Mahkamah Agung menyatakan belum ada keputusan resmi karena struktur kabinet dan anggaran masih dalam proses penyesuaian. Namun demikian, Prabowo diketahui telah menunjukkan komitmen secara lisan dalam audiensi bersama SHI.

Bahkan adiknya, Hashim Djojohadikusumo, turut menyatakan bahwa Presiden baru ini berencana menerbitkan Peraturan Presiden baru guna memperbesar tunjangan dan gaji hakim, meskipun belum mencapai angka ideal seperti yang diusulkan kalangan yudikatif.
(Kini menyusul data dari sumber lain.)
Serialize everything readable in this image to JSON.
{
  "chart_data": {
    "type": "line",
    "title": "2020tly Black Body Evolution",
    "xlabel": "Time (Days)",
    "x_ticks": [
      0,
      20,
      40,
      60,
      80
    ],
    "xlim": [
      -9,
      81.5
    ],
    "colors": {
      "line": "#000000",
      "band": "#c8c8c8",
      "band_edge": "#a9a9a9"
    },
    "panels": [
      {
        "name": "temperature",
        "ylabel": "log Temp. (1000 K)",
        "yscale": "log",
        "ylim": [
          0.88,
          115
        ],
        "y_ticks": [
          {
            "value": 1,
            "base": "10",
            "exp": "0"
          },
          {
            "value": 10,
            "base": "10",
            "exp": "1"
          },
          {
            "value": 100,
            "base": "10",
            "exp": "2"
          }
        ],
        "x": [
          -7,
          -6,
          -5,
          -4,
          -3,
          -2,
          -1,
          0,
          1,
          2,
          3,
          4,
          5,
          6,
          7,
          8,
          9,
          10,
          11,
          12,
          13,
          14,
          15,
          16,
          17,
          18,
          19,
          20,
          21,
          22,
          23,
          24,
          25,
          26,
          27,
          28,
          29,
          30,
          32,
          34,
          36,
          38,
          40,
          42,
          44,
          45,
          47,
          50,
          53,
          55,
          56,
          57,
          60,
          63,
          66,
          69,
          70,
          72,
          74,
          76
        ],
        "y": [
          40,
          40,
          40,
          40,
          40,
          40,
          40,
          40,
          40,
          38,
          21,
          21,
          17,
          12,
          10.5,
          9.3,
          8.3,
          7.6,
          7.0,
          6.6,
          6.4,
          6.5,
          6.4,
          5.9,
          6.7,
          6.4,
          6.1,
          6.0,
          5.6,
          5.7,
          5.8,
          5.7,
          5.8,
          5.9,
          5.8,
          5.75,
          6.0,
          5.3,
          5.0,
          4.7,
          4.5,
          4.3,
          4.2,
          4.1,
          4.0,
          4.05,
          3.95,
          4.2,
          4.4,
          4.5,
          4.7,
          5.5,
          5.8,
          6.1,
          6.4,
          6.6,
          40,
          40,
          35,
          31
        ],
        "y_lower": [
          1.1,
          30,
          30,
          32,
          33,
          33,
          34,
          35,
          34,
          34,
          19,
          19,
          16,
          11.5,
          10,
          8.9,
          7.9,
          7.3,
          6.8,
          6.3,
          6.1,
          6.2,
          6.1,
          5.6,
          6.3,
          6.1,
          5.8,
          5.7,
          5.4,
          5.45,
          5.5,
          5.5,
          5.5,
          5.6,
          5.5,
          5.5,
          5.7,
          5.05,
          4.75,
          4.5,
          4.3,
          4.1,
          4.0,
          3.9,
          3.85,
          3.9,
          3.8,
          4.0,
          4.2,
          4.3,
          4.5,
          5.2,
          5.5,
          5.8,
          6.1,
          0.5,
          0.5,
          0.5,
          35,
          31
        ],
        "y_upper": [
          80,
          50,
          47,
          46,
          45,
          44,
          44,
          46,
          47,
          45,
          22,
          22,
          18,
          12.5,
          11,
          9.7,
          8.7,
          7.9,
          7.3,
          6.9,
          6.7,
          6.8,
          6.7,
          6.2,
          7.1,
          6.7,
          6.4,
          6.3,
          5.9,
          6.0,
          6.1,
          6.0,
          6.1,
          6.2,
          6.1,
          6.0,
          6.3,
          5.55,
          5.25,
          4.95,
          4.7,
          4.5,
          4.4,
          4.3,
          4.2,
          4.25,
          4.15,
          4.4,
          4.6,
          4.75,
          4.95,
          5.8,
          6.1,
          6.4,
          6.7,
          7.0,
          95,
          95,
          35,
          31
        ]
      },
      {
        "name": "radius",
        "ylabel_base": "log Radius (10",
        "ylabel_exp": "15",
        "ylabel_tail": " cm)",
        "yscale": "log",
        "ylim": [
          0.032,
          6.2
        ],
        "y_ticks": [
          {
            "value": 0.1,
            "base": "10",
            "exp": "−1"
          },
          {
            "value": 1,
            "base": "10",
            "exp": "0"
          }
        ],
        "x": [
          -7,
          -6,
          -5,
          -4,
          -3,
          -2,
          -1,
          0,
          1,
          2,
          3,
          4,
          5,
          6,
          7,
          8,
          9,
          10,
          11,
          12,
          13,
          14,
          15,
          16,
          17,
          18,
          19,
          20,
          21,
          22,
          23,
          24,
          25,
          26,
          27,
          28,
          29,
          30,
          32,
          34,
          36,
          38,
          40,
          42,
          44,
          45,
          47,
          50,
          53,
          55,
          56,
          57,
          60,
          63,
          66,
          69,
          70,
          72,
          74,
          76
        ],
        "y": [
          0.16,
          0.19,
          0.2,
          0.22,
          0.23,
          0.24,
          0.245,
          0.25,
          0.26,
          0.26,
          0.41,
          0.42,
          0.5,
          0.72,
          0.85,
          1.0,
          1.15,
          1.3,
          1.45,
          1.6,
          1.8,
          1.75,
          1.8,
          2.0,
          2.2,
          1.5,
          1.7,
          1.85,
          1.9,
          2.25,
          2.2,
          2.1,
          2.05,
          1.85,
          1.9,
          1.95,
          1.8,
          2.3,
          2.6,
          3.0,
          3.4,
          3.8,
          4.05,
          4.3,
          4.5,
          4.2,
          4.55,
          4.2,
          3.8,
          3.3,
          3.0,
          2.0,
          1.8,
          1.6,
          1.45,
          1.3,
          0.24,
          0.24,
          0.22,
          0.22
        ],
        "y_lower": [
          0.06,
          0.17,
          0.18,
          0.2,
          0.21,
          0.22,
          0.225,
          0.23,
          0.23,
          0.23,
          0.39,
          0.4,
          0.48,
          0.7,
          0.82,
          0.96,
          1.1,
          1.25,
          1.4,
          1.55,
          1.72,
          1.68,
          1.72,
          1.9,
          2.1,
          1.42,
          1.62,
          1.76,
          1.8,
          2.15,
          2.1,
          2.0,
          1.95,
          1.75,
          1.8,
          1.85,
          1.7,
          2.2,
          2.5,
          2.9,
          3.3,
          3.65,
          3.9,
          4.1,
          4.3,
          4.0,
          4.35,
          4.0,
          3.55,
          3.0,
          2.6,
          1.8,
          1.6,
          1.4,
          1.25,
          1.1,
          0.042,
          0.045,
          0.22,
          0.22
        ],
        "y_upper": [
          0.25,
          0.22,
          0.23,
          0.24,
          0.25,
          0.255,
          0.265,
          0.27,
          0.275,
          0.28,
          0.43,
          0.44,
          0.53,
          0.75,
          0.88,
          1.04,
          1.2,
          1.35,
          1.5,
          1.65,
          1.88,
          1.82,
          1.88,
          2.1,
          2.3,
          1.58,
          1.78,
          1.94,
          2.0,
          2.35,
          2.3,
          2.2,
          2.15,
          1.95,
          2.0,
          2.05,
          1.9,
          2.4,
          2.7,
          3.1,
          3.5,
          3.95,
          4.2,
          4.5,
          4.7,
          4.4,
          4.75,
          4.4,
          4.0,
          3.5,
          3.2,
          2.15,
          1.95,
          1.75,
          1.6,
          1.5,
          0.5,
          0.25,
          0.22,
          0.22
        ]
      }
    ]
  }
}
INFORMASI SEPUTAR UNISMA DAPAT MENGUNJUNGI www.unisma.ac.id

Pemerintah melalui Kemenpan RB dan Kementerian Keuangan juga telah menyiapkan Rancangan Peraturan Pemerintah (RPP) yang mencakup rencana kenaikan gaji pokok antara 8–15%, tunjangan antara 45–70%, serta pengaturan pensiun yang disesuaikan dengan gaji terakhir.

Tunjangan kemahalan yang mengacu pada inflasi pun tengah dirancang agar hakim di berbagai daerah dengan biaya hidup tinggi bisa tetap hidup layak.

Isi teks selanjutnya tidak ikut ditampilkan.